Most Arctostaphylos species are highly drought tolerant once their root systems have been established. You can help them reach that stage by regular, careful watering (don’t overdo it) after planting. Avoid drip irrigation; it kills manzanitas and many other natives. Within a couple of years, you should be looking at minimal to no supplemental watering.

Wild manzanitas have dwindled significantly (some species are endangered or threatened), so I can’t recommend them highly enough for the home garden. They’re such a valuable plant to wildlife and the ecosystem.

Try the following two species native to Southern California in exchange for invasive exotics and non-natives consuming our landscapes and feel great restoring a bit of the original California.

‘Frazier Park’ big berry manzanita (Arctostaphylos glauca cultivar) takes full sun, has gray foliage and white flowers, grows to about 3 to 4 feet tall, sports red bark, does well in pots and in the ground, is deer tolerant and attractive to birds and butterflies.

‘Los Angeles’ big berry manzanita (A. glauca cultivar) is native to the Santa Monica Mountains. White flowers, light green leaves and smooth red bark grace this 4 to 12 foot tall plant. Birds and butterflies love it. Deer don’t care about it. It takes full sun or part shade.
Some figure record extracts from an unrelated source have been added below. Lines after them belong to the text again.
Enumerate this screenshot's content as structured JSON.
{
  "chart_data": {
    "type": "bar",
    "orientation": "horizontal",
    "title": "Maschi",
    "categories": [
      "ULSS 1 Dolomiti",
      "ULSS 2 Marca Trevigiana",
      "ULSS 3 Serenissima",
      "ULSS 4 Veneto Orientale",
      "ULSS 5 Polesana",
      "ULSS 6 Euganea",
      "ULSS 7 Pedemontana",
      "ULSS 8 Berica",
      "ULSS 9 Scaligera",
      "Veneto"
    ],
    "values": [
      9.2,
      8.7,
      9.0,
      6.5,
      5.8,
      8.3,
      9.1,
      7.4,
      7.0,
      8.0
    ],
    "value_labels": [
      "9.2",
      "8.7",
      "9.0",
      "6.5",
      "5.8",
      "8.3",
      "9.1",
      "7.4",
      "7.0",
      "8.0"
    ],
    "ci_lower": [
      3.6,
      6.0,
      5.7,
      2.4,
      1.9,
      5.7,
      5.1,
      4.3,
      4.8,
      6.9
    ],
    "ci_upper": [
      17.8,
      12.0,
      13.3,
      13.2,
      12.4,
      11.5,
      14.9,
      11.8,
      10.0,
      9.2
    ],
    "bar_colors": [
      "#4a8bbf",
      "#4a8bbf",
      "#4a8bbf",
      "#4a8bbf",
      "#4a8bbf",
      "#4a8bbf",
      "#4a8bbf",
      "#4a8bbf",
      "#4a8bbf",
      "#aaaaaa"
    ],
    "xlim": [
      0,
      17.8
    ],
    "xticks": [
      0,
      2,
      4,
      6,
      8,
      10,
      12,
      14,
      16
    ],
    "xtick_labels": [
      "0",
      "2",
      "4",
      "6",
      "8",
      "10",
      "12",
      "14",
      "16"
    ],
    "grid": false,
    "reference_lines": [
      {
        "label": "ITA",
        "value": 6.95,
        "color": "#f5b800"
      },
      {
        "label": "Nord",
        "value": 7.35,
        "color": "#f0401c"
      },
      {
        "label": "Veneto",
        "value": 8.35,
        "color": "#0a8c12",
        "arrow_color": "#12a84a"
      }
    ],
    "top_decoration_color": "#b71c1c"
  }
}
For more information on manzanitas and other valuable natives, check out the Las Pilitas website, the Native Sons website and "California Native Plants for the Garden," the new book by California’s three premier horticulturalists – Carol Bornstein (of Santa Barbara Botanic Garden), David Fross (of Native Sons Nursery) and Bart O’Brien (of Rancho Santa Ana Botanic Garden). There are more resources than you may realize. Set aside some time and enjoy the search.